Aufwändiges Verfahren für Visa
Mit dem Brexit ist die Freizügigkeit - also das Recht für EU-Bürger, in allen Ländern der Europäischen Union zu leben und zu arbeiten - in Großbritannien erloschen. Nun sind teure Visa notwendig, die vom Arbeitgeber gesponsert und in einem aufwendigen Verfahren beantragt werden müssen.
Das Einwanderungssystem nach dem Brexit habe den Zugang zum britischen Arbeitsmarkt für Nicht-EU-Bürger liberalisiert, zugleich sei aber die Visumpflicht für EU-Bürger eingeführt worden, die zuvor in jedem Beruf arbeiten konnten, schreiben die Forscher in der Untersuchung. "Das hat zur Folge, dass Niedriglohnberufe, die früher stark auf EU-Arbeitskräfte angewiesen waren, nun keine Arbeitsvisa mehr erhalten, mit einigen begrenzten Ausnahmen für Sozialbetreuer und Saisonarbeiter."

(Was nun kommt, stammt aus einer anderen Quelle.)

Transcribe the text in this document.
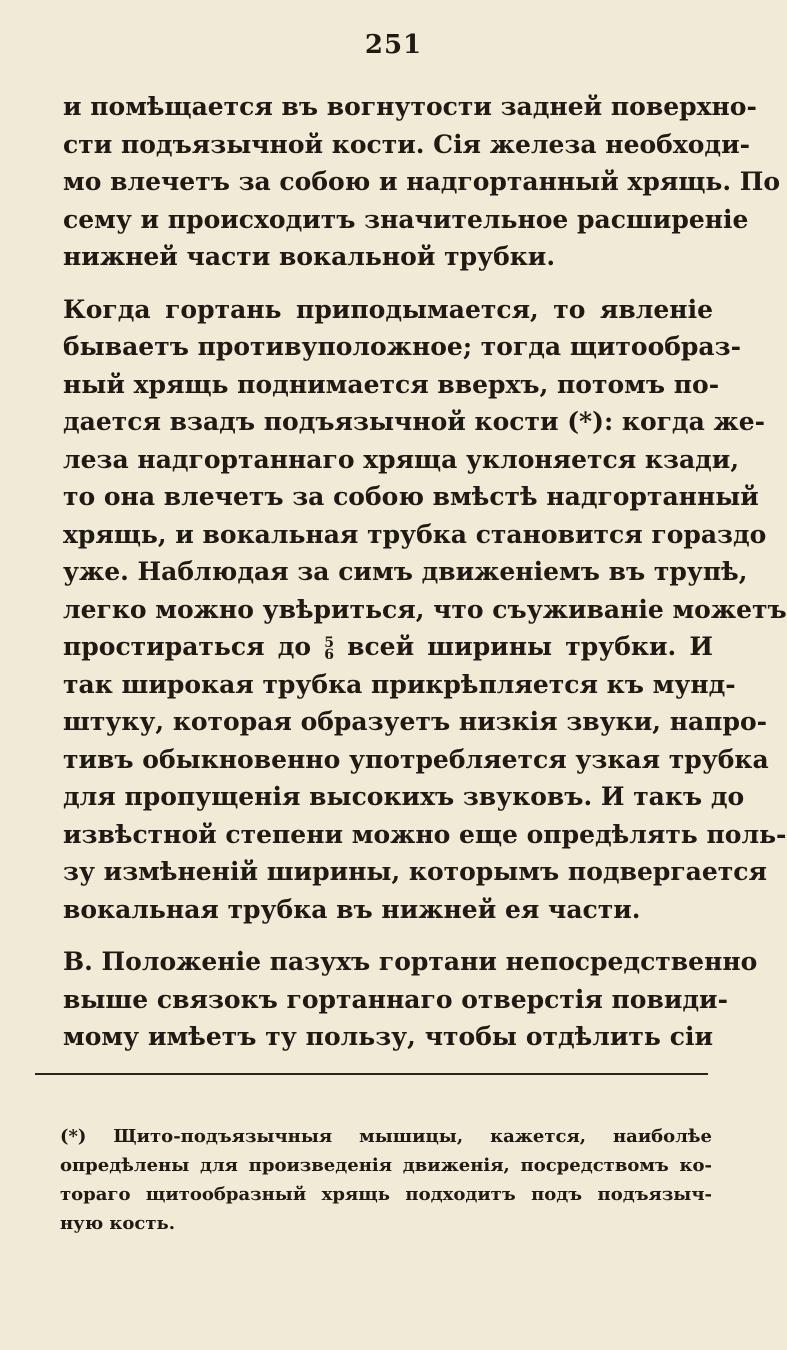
251
и помѣщается въ вогнутости задней поверхно-
сти подъязычной кости. Сія железа необходи-
мо влечетъ за собою и надгортанный хрящь. По
сему и происходитъ значительное расширеніе
нижней части вокальной трубки.
Когда гортань приподымается, то явленіе
бываетъ противуположное; тогда щитообраз-
ный хрящь поднимается вверхъ, потомъ по-
дается взадъ подъязычной кости (*): когда же-
леза надгортаннаго хряща уклоняется кзади,
то она влечетъ за собою вмѣстѣ надгортанный
хрящь, и вокальная трубка становится гораздо
уже. Наблюдая за симъ движеніемъ въ трупѣ,
легко можно увѣриться, что съуживаніе можетъ
простираться до 5
6 всей ширины трубки. И
так широкая трубка прикрѣпляется къ мунд-
штуку, которая образуетъ низкія звуки, напро-
тивъ обыкновенно употребляется узкая трубка
для пропущенія высокихъ звуковъ. И такъ до
извѣстной степени можно еще опредѣлять поль-
зу измѣненій ширины, которымъ подвергается
вокальная трубка въ нижней ея части.
В. Положеніе пазухъ гортани непосредственно
выше связокъ гортаннаго отверстія повиди-
мому имѣетъ ту пользу, чтобы отдѣлить сіи
(*) Щито-подъязычныя мышицы, кажется, наиболѣе
опредѣлены для произведенія движенія, посредствомъ ко-
тораго щитообразный хрящь подходитъ подъ подъязыч-
ную кость.
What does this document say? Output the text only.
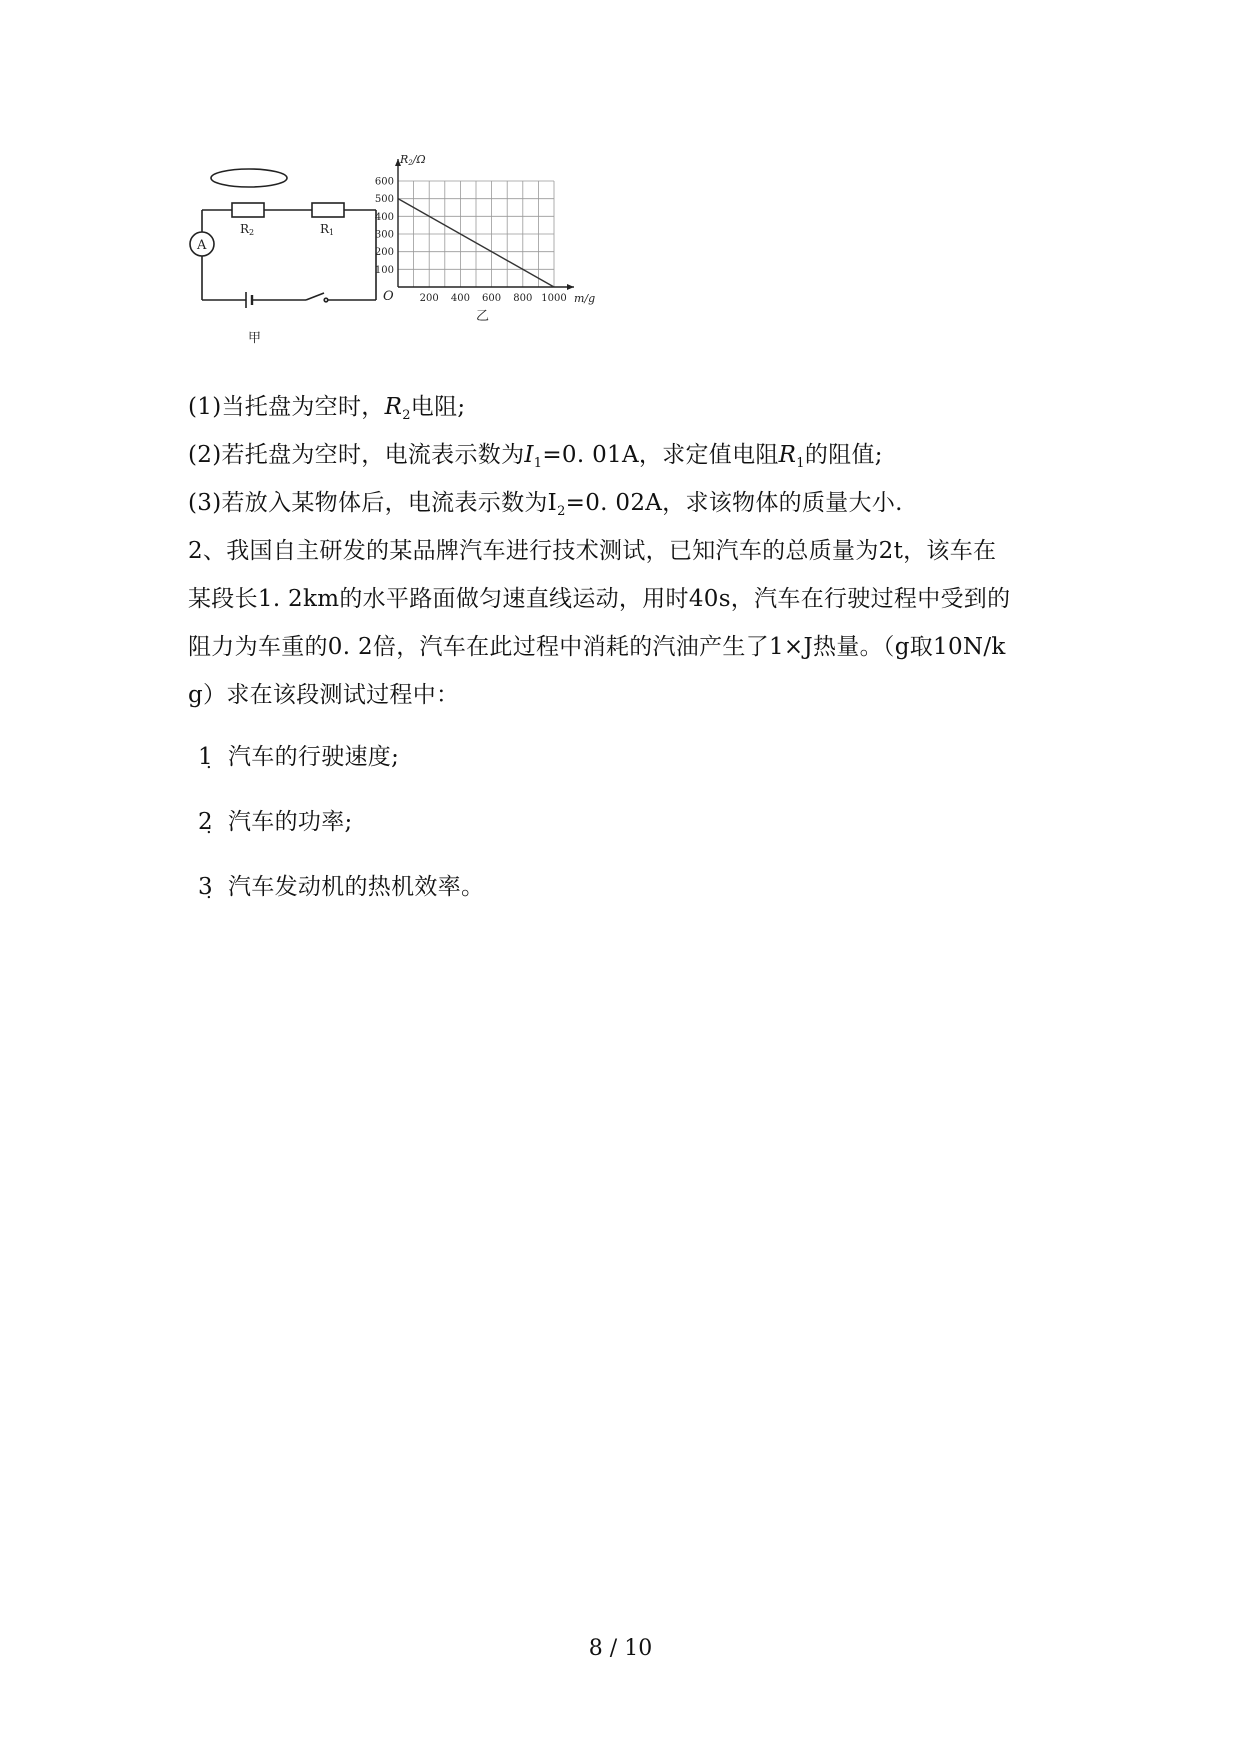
A
R2	R1
甲
200 400 600 800 1000
100
200
300
400
500
600
O
R2/Ω
m/g
乙
(1)当托盘为空时，$R_2$电阻;
(2)若托盘为空时，电流表示数为$I_1=0$. 01A，求定值电阻$R_1$的阻值;
(3)若放入某物体后，电流表示数为$I_2=0$. 02A，求该物体的质量大小.
2、我国自主研发的某品牌汽车进行技术测试，已知汽车的总质量为2t，该车在
某段长1. 2km的水平路面做匀速直线运动，用时40s，汽车在行驶过程中受到的
阻力为车重的0. 2倍，汽车在此过程中消耗的汽油产生了1×J热量。（g取10N/k
g）求在该段测试过程中：
1 . 汽车的行驶速度;
2 . 汽车的功率;
3 . 汽车发动机的热机效率。
8 / 10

Geringere Produktion - nicht höhere Löhne
Die britische Regierung hat sich eine "hochqualifizierte Wirtschaft mit hohen Löhnen" zum Ziel gesetzt. Britische Arbeitgeber sollen Stellen mit heimischen Arbeitskräften besetzen und die Löhne erhöhen.
Bislang gebe es jedoch keine Anzeichen dafür, dass sich die Löhne seit dem Brexit signifikant erhöht hätten, lautet das Fazit der Forscher. Tatsächlich passten sich Arbeitgeber, die stark von EU-Beschäftigen abhängig waren, eher dadurch an, dass sie weniger produzieren oder Prozesse automatisieren. Einige Jobs - etwa in der Landwirtschaft - gingen nun stattdessen an Nicht-EU-Ausländer, allerdings sei das längst nicht für alle Betriebe eine geeignete Alternative.

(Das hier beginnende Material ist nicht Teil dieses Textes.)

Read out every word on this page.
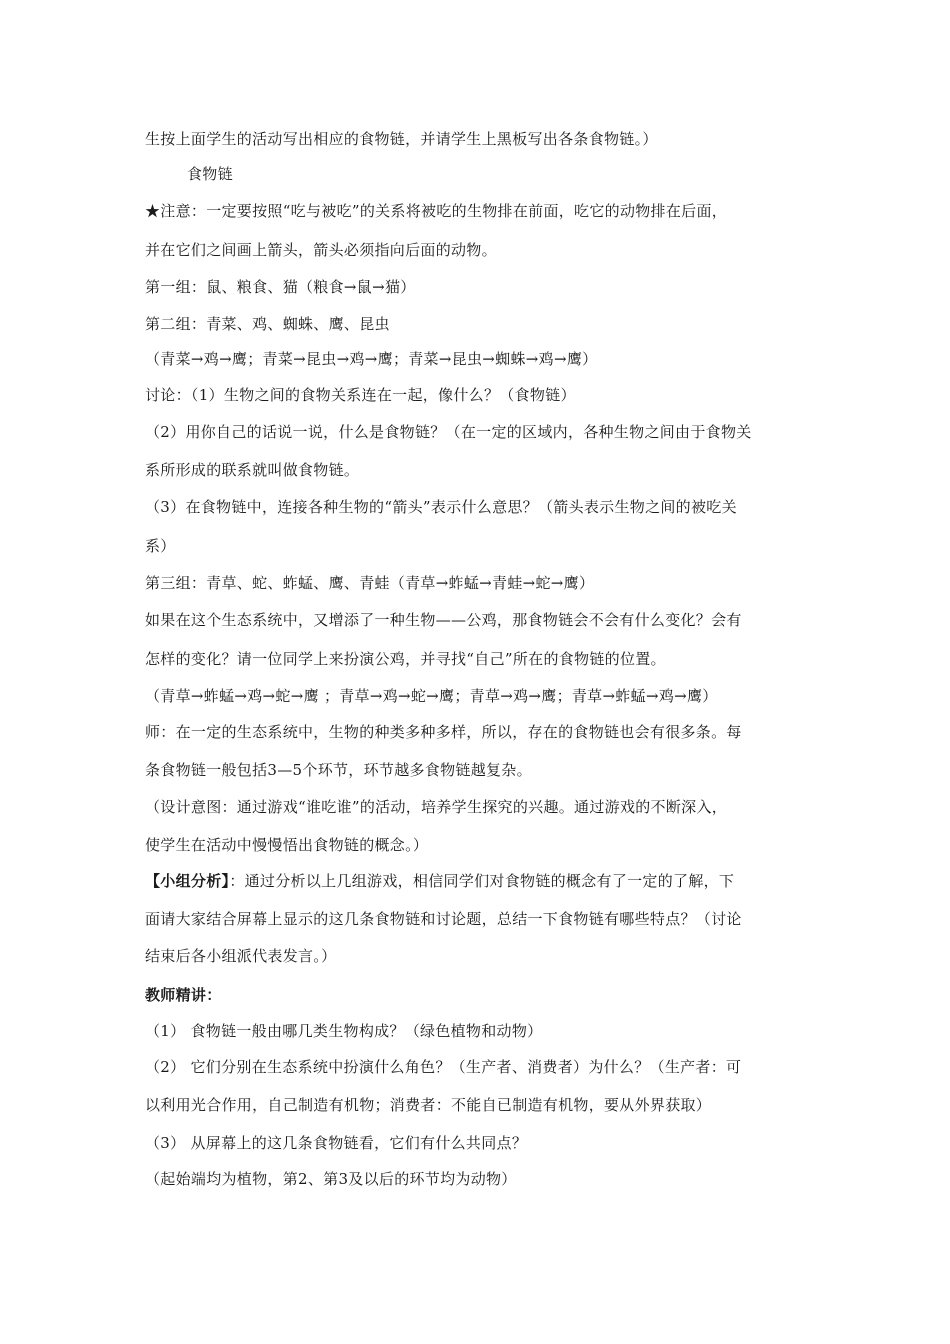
生按上面学生的活动写出相应的食物链，并请学生上黑板写出各条食物链。）
食物链
★注意：一定要按照“吃与被吃”的关系将被吃的生物排在前面，吃它的动物排在后面，
并在它们之间画上箭头，箭头必须指向后面的动物。
第一组：鼠、粮食、猫（粮食→鼠→猫）
第二组：青菜、鸡、蜘蛛、鹰、昆虫
（青菜→鸡→鹰；青菜→昆虫→鸡→鹰；青菜→昆虫→蜘蛛→鸡→鹰）
讨论：（1）生物之间的食物关系连在一起，像什么？（食物链）
（2）用你自己的话说一说，什么是食物链？（在一定的区域内，各种生物之间由于食物关
系所形成的联系就叫做食物链。
（3）在食物链中，连接各种生物的“箭头”表示什么意思？（箭头表示生物之间的被吃关
系）
第三组：青草、蛇、蚱蜢、鹰、青蛙（青草→蚱蜢→青蛙→蛇→鹰）
如果在这个生态系统中，又增添了一种生物——公鸡，那食物链会不会有什么变化？会有
怎样的变化？请一位同学上来扮演公鸡，并寻找“自己”所在的食物链的位置。
（青草→蚱蜢→鸡→蛇→鹰 ；青草→鸡→蛇→鹰；青草→鸡→鹰；青草→蚱蜢→鸡→鹰）
师：在一定的生态系统中，生物的种类多种多样，所以，存在的食物链也会有很多条。每
条食物链一般包括3—5个环节，环节越多食物链越复杂。
（设计意图：通过游戏“谁吃谁”的活动，培养学生探究的兴趣。通过游戏的不断深入，
使学生在活动中慢慢悟出食物链的概念。）
【小组分析】：通过分析以上几组游戏，相信同学们对食物链的概念有了一定的了解，下
面请大家结合屏幕上显示的这几条食物链和讨论题，总结一下食物链有哪些特点？（讨论
结束后各小组派代表发言。）
教师精讲：
（1） 食物链一般由哪几类生物构成？（绿色植物和动物）
（2） 它们分别在生态系统中扮演什么角色？（生产者、消费者）为什么？（生产者：可
以利用光合作用，自己制造有机物；消费者：不能自已制造有机物，要从外界获取）
（3） 从屏幕上的这几条食物链看，它们有什么共同点？
（起始端均为植物，第2、第3及以后的环节均为动物）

"Obwohl klar ist, dass das Ende der Freizügigkeit es Arbeitgebern im Niedriglohnsektor schwieriger gemacht hat, passende Bewerber zu finden, bringen Änderungen an Einwanderungsgesetzen ihre eigenen Herausforderungen mit sich", sagt Madeleine Sumption, die an der Universität Oxford den Fachbereich zur Einwanderungsforschung leitet. Oft führten Visa-Programme in diesen Branchen zu Ausbeutung, außerdem seien sie schwierig zu regulieren.
Notenbank erwartet Inflation von über 13 Prozent
Die Folgen der anhaltend hohen Energiepreise und der weltweit eingetrübten Konjunkturlage belasten zunehmend die britische Wirtschaft. Im Frühjahr ist sie leicht geschrumpft. Von April bis Juni ging das Bruttoinlandsprodukt (BIP) im Vergleich zum Vorquartal um 0,1 Prozent zurück. Die Bank of England geht davon aus, dass das Land Ende des Jahres in eine Rezession abgleitet, die das gesamte nächste Jahr anhalten dürfte. Dies wäre die längste wirtschaftliche Schwächephase auf der Insel seit der Weltfinanzkrise.

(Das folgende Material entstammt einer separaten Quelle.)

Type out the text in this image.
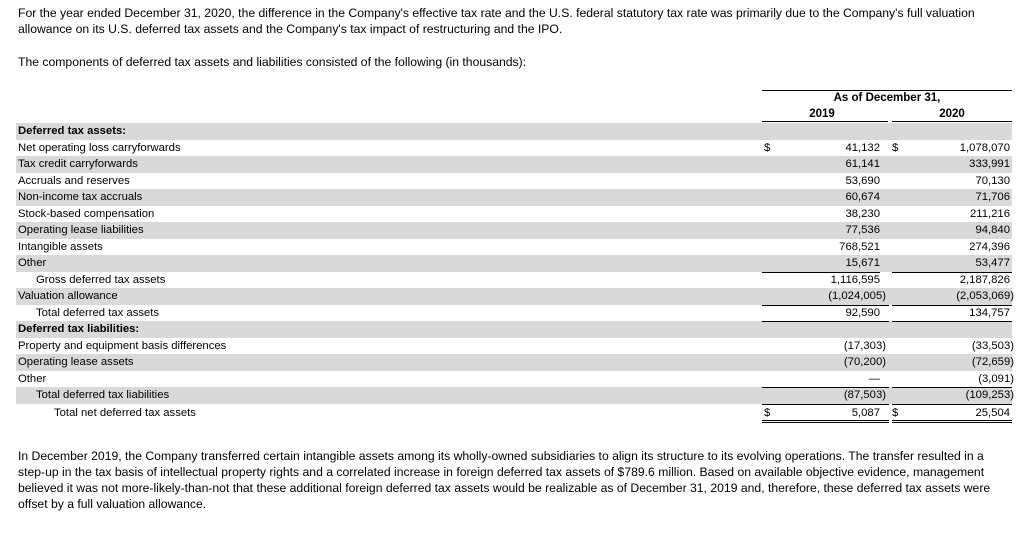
For the year ended December 31, 2020, the difference in the Company's effective tax rate and the U.S. federal statutory tax rate was primarily due to the Company's full valuation allowance on its U.S. deferred tax assets and the Company's tax impact of restructuring and the IPO.

The components of deferred tax assets and liabilities consisted of the following (in thousands):

As of December 31,
2019	2020
Deferred tax assets:
Net operating loss carryforwards	$	41,132 $	1,078,070
Tax credit carryforwards	61,141	333,991
Accruals and reserves	53,690	70,130
Non-income tax accruals	60,674	71,706
Stock-based compensation	38,230	211,216
Operating lease liabilities	77,536	94,840
Intangible assets	768,521	274,396
Other	15,671	53,477
Gross deferred tax assets	1,116,595	2,187,826
Valuation allowance	(1,024,005)	(2,053,069)
Total deferred tax assets	92,590	134,757
Deferred tax liabilities:
Property and equipment basis differences	(17,303)	(33,503)
Operating lease assets	(70,200)	(72,659)
Other	—	(3,091)
Total deferred tax liabilities	(87,503)	(109,253)
Total net deferred tax assets	$	5,087 $	25,504

In December 2019, the Company transferred certain intangible assets among its wholly-owned subsidiaries to align its structure to its evolving operations. The transfer resulted in a step-up in the tax basis of intellectual property rights and a correlated increase in foreign deferred tax assets of $789.6 million. Based on available objective evidence, management believed it was not more-likely-than-not that these additional foreign deferred tax assets would be realizable as of December 31, 2019 and, therefore, these deferred tax assets were offset by a full valuation allowance.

Angetrieben von explodierenden Energiekosten und Lieferkettenproblemen waren die Verbraucherpreise in Großbritannien zuletzt um 9,4 Prozent gestiegen. Die britische Notenbank rechnet bis Ende des Jahres mit einer Teuerungsrate von über 13 Prozent. Die Währungshüter hatten im Kampf gegen die hohe Inflation jüngst den Leitzins ungewöhnlich kräftig um einen halben Prozentpunkt auf 1,75 Prozent angehoben.